Snow density is a key indicator of how deadly a particular slope is. The most common way to check a slope is to dig a metre-deep snow trench to inspect the layers of snow.

Avalanches are particularly likely if light layers of snow sit atop coarse granular snow.

More than 150 people are killed every year by avalanches, which can be notoriously difficult to predict, even by experts.

The new probe - which is being developed by the Davos-based Swiss Federal Institute for Snow and Avalanche Research - will allow ski guides to assess avalanche risks in minutes.

Known as a "micropenetrometer", the probe is driven into the snow at a rate of two centimetres a second.

Digging a snow trench, by contrast, can take up to half an hour or more.

Detailed readings

Martin Schneebeli, from the Davos-based institute, says the device is particularly promising because it generates highly detailed readings of snow density.
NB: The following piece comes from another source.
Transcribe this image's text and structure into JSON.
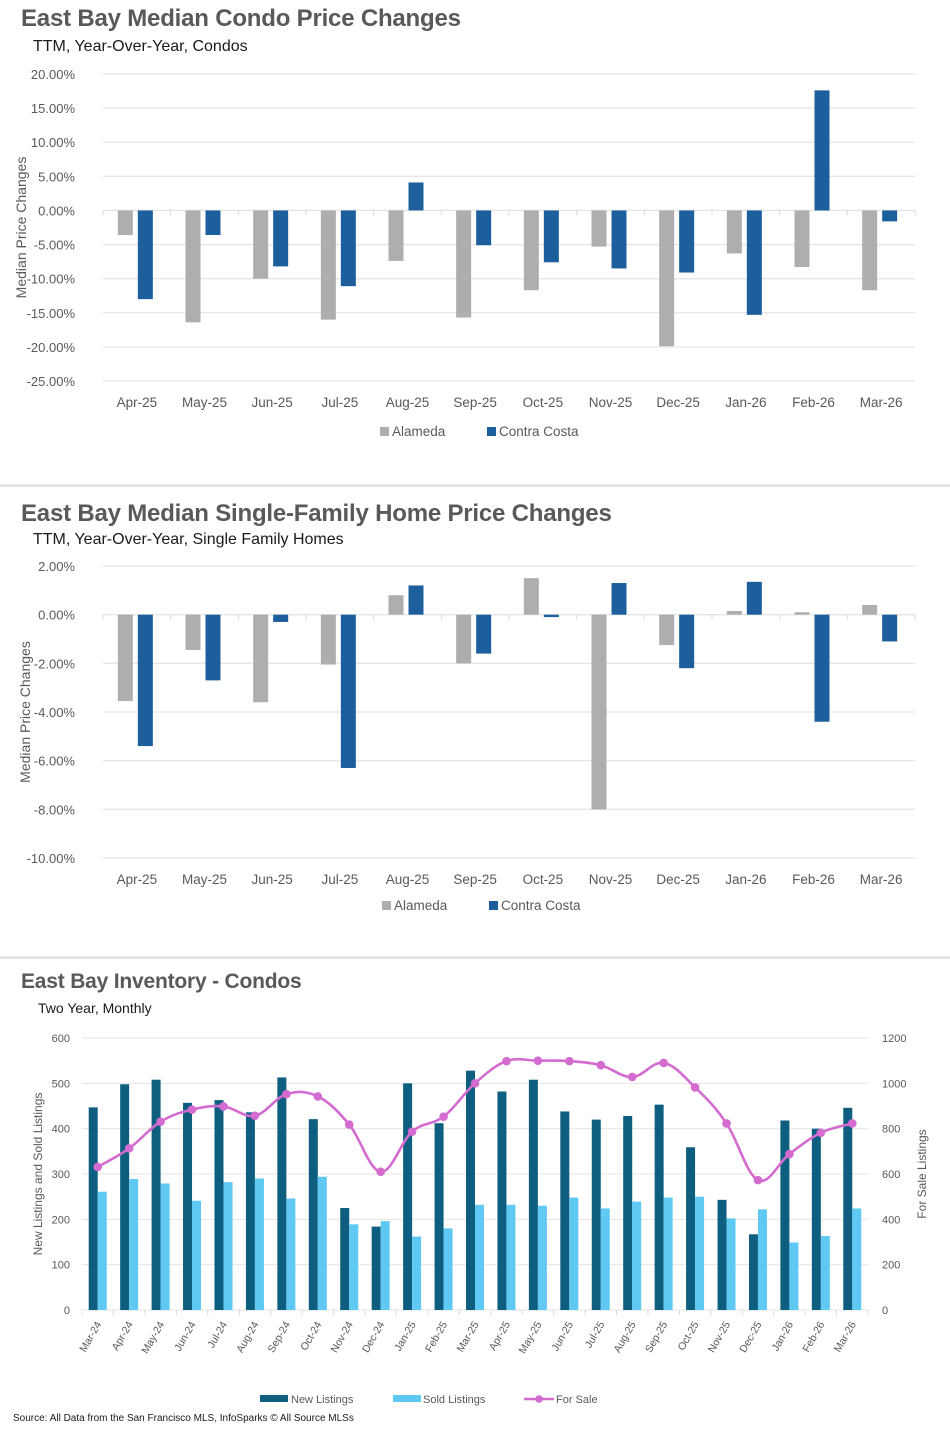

"[With the probe] you can do more measurements and put them in a computer, and from that we hope to get better information...and then maybe save lives," Schneebeli told swissinfo.

While Schneebeli believes the probes could be of use to mountain and ski guides, the device is more likely to be used in the compilation of better avalanche bulletins by weather services.

"You always need several measurements from locations [for accurate predictions]," he says.

The research centre is currently testing the device in the United States, India and Austria.